果実は多めに採取していたようで、足りなくなることはなかったけど。
「設計図はあったからね。ただ、取り置いてある果実を消費しちゃうのがねぇ」
「なるべく高ランクのロックシードを生成できる素材じゃないといけなかったしなぁ」
「……でも、これでようやく完成だよ」
「レモンエナジーロックシード……試運転してみるか」
「もしも危険だと感じたらすぐに解除してね」
「わかってるよ……大丈夫、束の腕なら」
「……そういうのをさらっと言わないでよ」
まあ、とにかくドライバーを装着して銀のリンゴとレモンエナジーをセットする。
いつもの和風の音楽が流れ出して準備が整った……いくぞ。
【ミックス! シルバーアームズ! 白銀ニューステージ! ジンバーレモン! ハハーッ!】
二つのクラックから飛び出した鎧は空中で混ざり合い、黒い鎧へと変化する。装着自体の動きはそれほど変わりないが、体に流れるエネルギーはシルバーアームズの時よりも強力だ。

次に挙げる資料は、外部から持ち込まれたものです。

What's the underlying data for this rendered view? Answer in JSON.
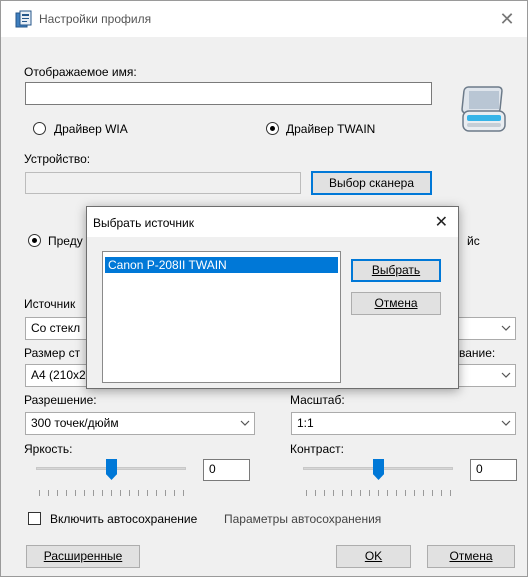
{
  "window": {
    "title": "Настройки профиля",
    "close_label": "✕"
  },
  "display_name": {
    "label": "Отображаемое имя:",
    "value": ""
  },
  "driver": {
    "wia_label": "Драйвер WIA",
    "twain_label": "Драйвер TWAIN",
    "selected": "twain"
  },
  "device": {
    "label": "Устройство:",
    "value": "",
    "select_scanner_label": "Выбор сканера"
  },
  "source_section": {
    "radio_left_partial": "Преду",
    "radio_right_partial": "йс",
    "source_label_partial": "Источник",
    "source_value_partial": "Со стекл",
    "page_size_label_partial": "Размер ст",
    "page_size_value_partial": "A4 (210x2",
    "right_label_partial": "вание:"
  },
  "resolution": {
    "label": "Разрешение:",
    "value": "300 точек/дюйм"
  },
  "scale": {
    "label": "Масштаб:",
    "value": "1:1"
  },
  "brightness": {
    "label": "Яркость:",
    "value": "0",
    "level": 0.5
  },
  "contrast": {
    "label": "Контраст:",
    "value": "0",
    "level": 0.5
  },
  "autosave": {
    "checkbox_label": "Включить автосохранение",
    "settings_link": "Параметры автосохранения",
    "checked": false
  },
  "footer": {
    "advanced_label": "Расширенные",
    "ok_label": "OK",
    "cancel_label": "Отмена"
  },
  "source_dialog": {
    "title": "Выбрать источник",
    "close_label": "✕",
    "items": [
      "Canon P-208II TWAIN"
    ],
    "selected_index": 0,
    "select_label": "Выбрать",
    "cancel_label": "Отмена"
  },
  "colors": {
    "accent": "#0078d7",
    "window_bg": "#f0f0f0"
  }
}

そして、手には新たな武器ソニックアロー……どうやらアームズウエポンは使用できなくなったらしく、手に握られていない……呼び出すのかと思い、力を込めて出てくるのは無双セイバー……
「思っていたよりかは、出力低め……シルバーアームズよりは強そうだけど」
「ジンバーホオズキが攻撃特化過ぎるんだよ。素で白騎士の荷電粒子砲を切れるぐらいに強いんだよ、アレ」
「そこまでパワーあるのかよ……というかいつの間に計測したんだ?」
「束さんですから、ぶいぶい!」
「そうですか……それで、なんで無双セイバー?」
「うーん、ジンバーアームズ本来の仕様はこっちみたいだね。ソニックアローを標準装備として、遠近両方で戦えるようにしたのかな……あとは、エナジーロックシードの換装でそれぞれ特化した能力を付与しようとしたんじゃないかな……でも、そっちは未完成みたいだけどね。作るにしても、こっちは時間かかりそう」
「なるほどなぁ……ジンバーレモンに特殊能力は?」
「無い。能力を引き上げるだけ。一号機ってそういうものだよ」
「……まあ、そうだよな」
「…………束さんは白騎士にこれでもかと技術をぶち込んだんですけどね」
「オイコラ」
一度、どんな機能をぶち込んだのか聞き出してみたいものだ……なんかヤバいものまで作っているんじゃないだろうか?
「じゃあ、お休み……」
「おーい……本当に眠ったよこの子…………お疲れ様。あと、本当にありがとうな」
戦いは激化する。これからが大変だろうけど……束のおかげで前に進めそうだ。
タオルケットを持ってきて束にかけてやる。風邪をひくといけないしね。
明日は学校あるし、僕も早く寝るか。
翌日、二人で家から出てきたところを織斑に見られて思いっきりからかわれたんだけど、それは別の話。
できれば次の劇場版までには完結させたい。
そして登場レモンエナジー。元々設計図やデータはあったので完成は早かった。
他の三つはまだ先だけどね!
ジンバーメロンって結局どうなったのか。